Wenn von Prozessintensivierung die Rede ist, dann ist das Ziel höhere Produktivität mit kleinerer Anlagenausrüstung zu erreichen. Diese Steigerung im Produktausstoß unter Beibehaltung des Rohmaterialverbrauchs und Verringerung von Nebenprodukten und gleichbleibendem oder verringertem Energieverbrauch wird in vielen Fällen durch eine Steigerung des Massen- und/oder Wärmedurchsatzes erreicht. Oft sind diese Phänomene miteinander verknüpft, da in Prozessen, in welchen Wärmeübertragung den limitierenden Faktor darstellt auch der Massentransfer vergrößert werden kann, sobald die Limitierung in der Wärmeübertragung überwunden wird. Auf der anderen Seite erlaubt der durch physikalische Änderung des Prozessdesigns  erhöhte Massentransfer andere Prozesstemperaturen und könnte dadurch die Möglichkeit der Integration unterschiedlicher Energiequellen verändern. Dies wäre z.B. bei  Änderung  von einem Prozess der mit  Dampf versorgt wird zu einem membranbasiertem Prozess der Fall. Offensichtlich beeinflussen alle die Wärmeübertragungsgeschwindigkeiten und/oder die Energieversorgung des Prozesses betreffenden Intensivierungsstrategien das Potenzial für solare Prozesswärme.

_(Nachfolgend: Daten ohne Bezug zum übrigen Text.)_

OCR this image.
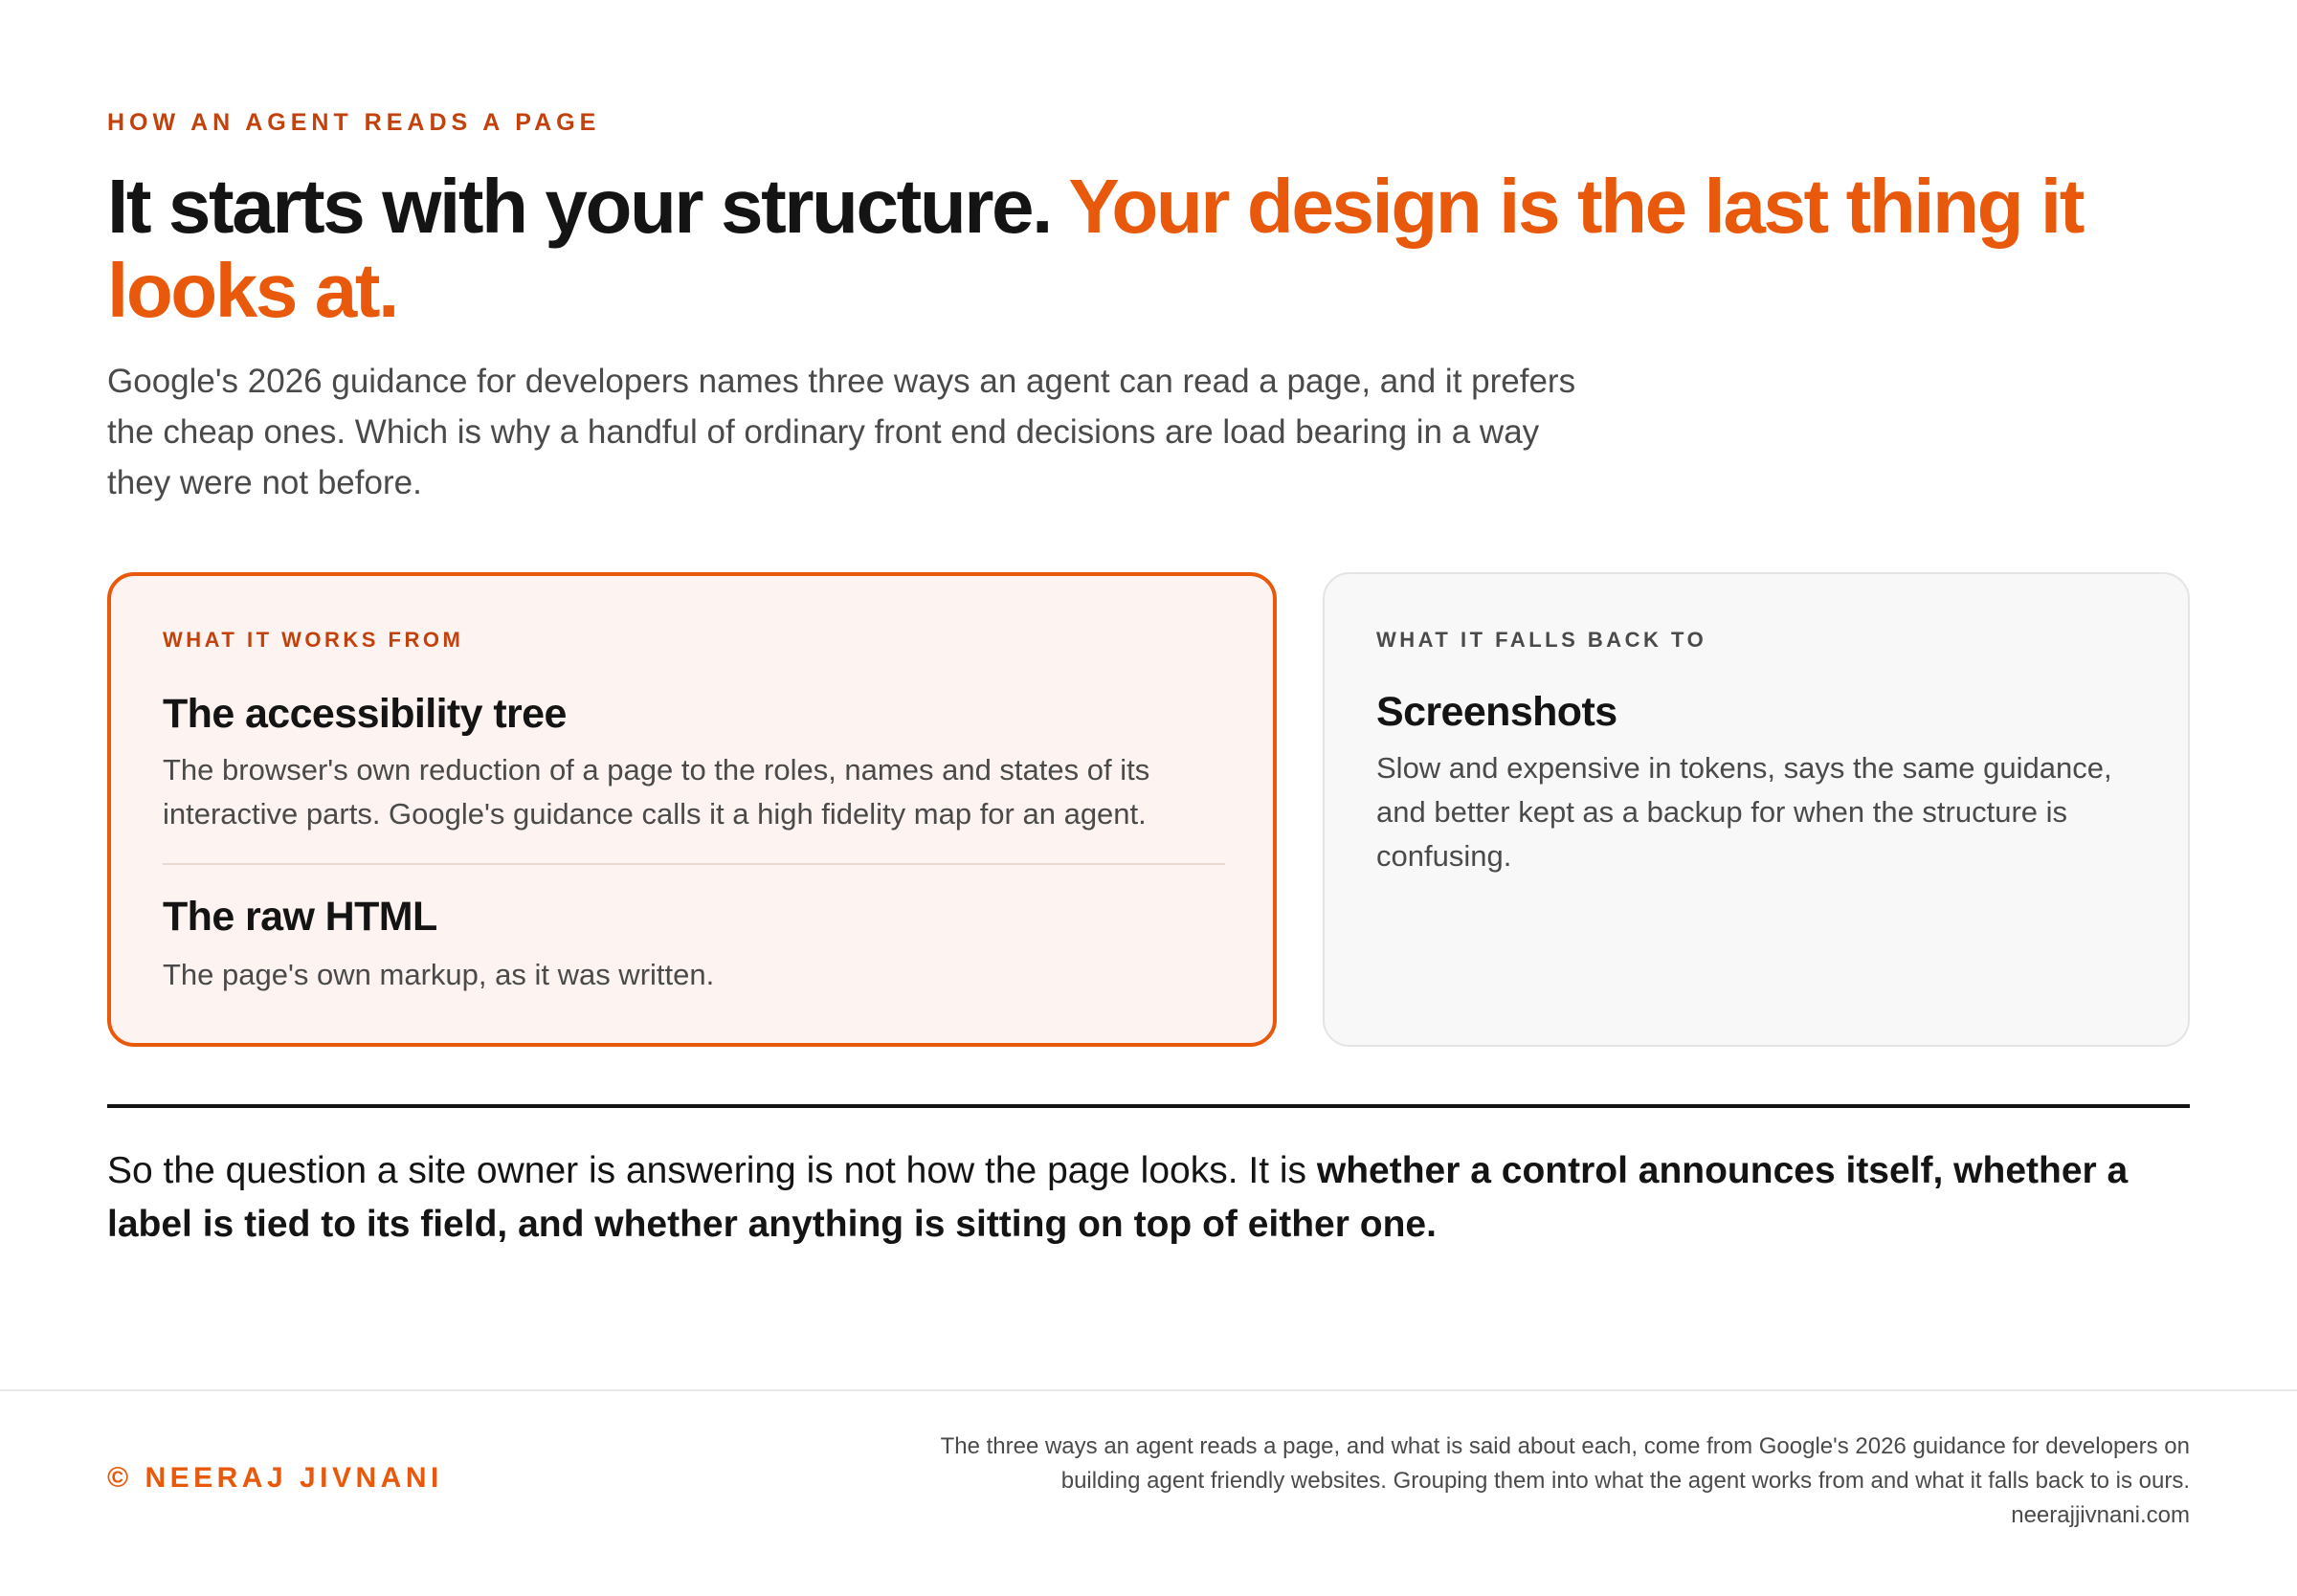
HOW AN AGENT READS A PAGE
It starts with your structure. Your design is the last thing it looks at.

Google's 2026 guidance for developers names three ways an agent can read a page, and it prefers the cheap ones. Which is why a handful of ordinary front end decisions are load bearing in a way they were not before.

WHAT IT WORKS FROM
The accessibility tree

The browser's own reduction of a page to the roles, names and states of its interactive parts. Google's guidance calls it a high fidelity map for an agent.

The raw HTML

The page's own markup, as it was written.

WHAT IT FALLS BACK TO
Screenshots

Slow and expensive in tokens, says the same guidance, and better kept as a backup for when the structure is confusing.

So the question a site owner is answering is not how the page looks. It is whether a control announces itself, whether a label is tied to its field, and whether anything is sitting on top of either one.

© NEERAJ JIVNANI
The three ways an agent reads a page, and what is said about each, come from Google's 2026 guidance for developers on
building agent friendly websites. Grouping them into what the agent works from and what it falls back to is ours.
neerajjivnani.com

Ein weiterer wichtiger Aspekt für die Integration einer neuen Energieversorgung ist die Kontinuität des Prozessenergiebedarfs. In vielen Fällen ist es der Wechsel von Chargenbetrieb auf kontinuierlichen Betrieb, der zu Verbesserungen in Bezug auf Massen- und Wärmeübertragung führen kann.

Wärmetauscherkonzepte

Die Erhöhung von Wärmeübertragungskoeffizienten in Wärmetauschern wurde bereits recht intensiv erforscht [1]. Die Leistung von Plattenwärmetauschern kann durch verschiedene Oberflächeneffekte verbessert werden (z.B. durch Furchen, Wellen und Rillen) vergrößerte Oberflächen (z.B. Lamellenwärmetauscher oder Inserts (z.B. Schäume)). Diese letzte Klasse von Wärmetauschern mit Inserts können auch gut als Reaktoren Anwendung finden, da die Einbauten nicht nur verbesserte Wärmeübertragung, sondern auch besseres Mischungsverhalten ermöglichen [1] (Abb.2).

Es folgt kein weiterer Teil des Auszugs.